Read more about the process and the results, and see the tracker here.
The interesting part was not simply that Codex could write code. That matters, of course. A project that might normally represent a solid week of senior frontend and product engineering effort became possible through an iterative conversation. But speed was only the surface-level change.
The deeper change was proximity.
As a product manager, I am used to describing intent, shaping requirements, reviewing implementation, finding gaps, clarifying edge cases, and trying to keep the experience coherent as a product moves from idea to execution. In a traditional workflow, those steps often travel across roles, tickets, meetings, handoffs, interpretations, and delays. Some of that structure is necessary, especially at scale. But every handoff introduces distance.
With Codex, the distance collapsed.
I could describe what I wanted, see a working version, test it, find the flaw, revise the behavior, and immediately inspect the next version. That did not make the work effortless. In some ways, it made the product work more intense. The faster the system could produce, the more important it became to know what good looked like.
The app needed more than features. It needed coherence.
Groups, teams, match identities, live scores, standings, scorer data, third-place qualification rules, knockout projections, and market comparisons all had to work from the same underlying model. A small mistake in one place could ripple across the whole experience. Codex could help create the structure, but I still had to notice when the structure was wrong.
That became the real product loop: define the intent, inspect the output, challenge the assumptions, test the edge cases, and tighten the experience.
This is where AI changes the role of the product person. It does not remove product thinking. It makes product thinking more continuous. Instead of writing a requirement and waiting for the next checkpoint, the product manager can stay inside the making of the thing. The work becomes less about passing instructions downstream and more about steering a live system towards an end product.
There is a temptation to describe this as “non-engineers can now build software.” That is partly true, but it is too small. The more meaningful shift is that people with strong product judgment can now explore implementation directly. They can test whether an idea holds together before it becomes a roadmap item, a funded initiative, or a team dependency. They can move from “wouldn’t it be useful if…” to a working artifact that exposes the real questions.
That changes discovery. It changes prototyping. It changes communication. It changes the evidence a product person can bring into a conversation.
It also changes the burden.
When the tool can generate quickly, the human has to evaluate quickly. Not casually. Rigorously. Does the logic hold? Does the interface explain itself? Does the experience work on a phone? Are the data assumptions valid? What breaks when the tournament state changes? What happens when the user arrives cold? What is being hidden, overemphasized, or made confusing?

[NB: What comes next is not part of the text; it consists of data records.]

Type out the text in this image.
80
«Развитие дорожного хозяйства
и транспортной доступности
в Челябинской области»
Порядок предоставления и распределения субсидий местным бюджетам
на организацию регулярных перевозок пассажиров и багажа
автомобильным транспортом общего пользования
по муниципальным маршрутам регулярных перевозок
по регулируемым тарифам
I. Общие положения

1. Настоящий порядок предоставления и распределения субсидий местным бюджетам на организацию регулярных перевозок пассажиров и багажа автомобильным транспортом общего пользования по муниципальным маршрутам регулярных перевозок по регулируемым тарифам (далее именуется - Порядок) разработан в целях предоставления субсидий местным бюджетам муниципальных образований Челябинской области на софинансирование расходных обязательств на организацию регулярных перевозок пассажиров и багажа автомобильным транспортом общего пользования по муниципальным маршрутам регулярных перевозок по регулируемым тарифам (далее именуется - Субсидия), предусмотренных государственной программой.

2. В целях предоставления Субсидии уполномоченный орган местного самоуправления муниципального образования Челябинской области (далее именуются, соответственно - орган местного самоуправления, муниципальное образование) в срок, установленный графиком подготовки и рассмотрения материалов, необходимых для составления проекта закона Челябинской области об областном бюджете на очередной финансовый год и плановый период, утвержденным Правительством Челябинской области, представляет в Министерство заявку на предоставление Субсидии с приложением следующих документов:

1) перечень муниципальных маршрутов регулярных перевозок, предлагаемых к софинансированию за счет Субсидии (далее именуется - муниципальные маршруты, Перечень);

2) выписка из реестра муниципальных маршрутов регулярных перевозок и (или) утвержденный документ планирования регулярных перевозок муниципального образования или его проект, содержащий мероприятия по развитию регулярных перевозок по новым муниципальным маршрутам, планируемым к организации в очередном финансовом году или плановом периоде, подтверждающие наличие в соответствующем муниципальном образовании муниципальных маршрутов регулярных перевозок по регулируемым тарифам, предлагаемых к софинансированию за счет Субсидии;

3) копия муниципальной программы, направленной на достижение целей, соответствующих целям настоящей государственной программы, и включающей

AI did not make me less responsible for the product, it made me more responsible.
That is the confluence I am trying to understand. Product management and AI are not simply overlapping because product managers can now prompt tools. They are converging because the act of shaping software is becoming more fluid. Intent, design, implementation, testing, and iteration can happen closer together than they used to.
The World Cup tracker is a small example. It is not an enterprise platform. It is not a moonshot. It is a fan tool built around a tournament I love. But that is part of why it was useful as a learning object. It was small enough to build quickly and complex enough to reveal the pattern.
The future of product work may not be defined by whether AI replaces a role. It may be defined by how much distance remains between seeing a need, shaping a response, and putting something useful into the world.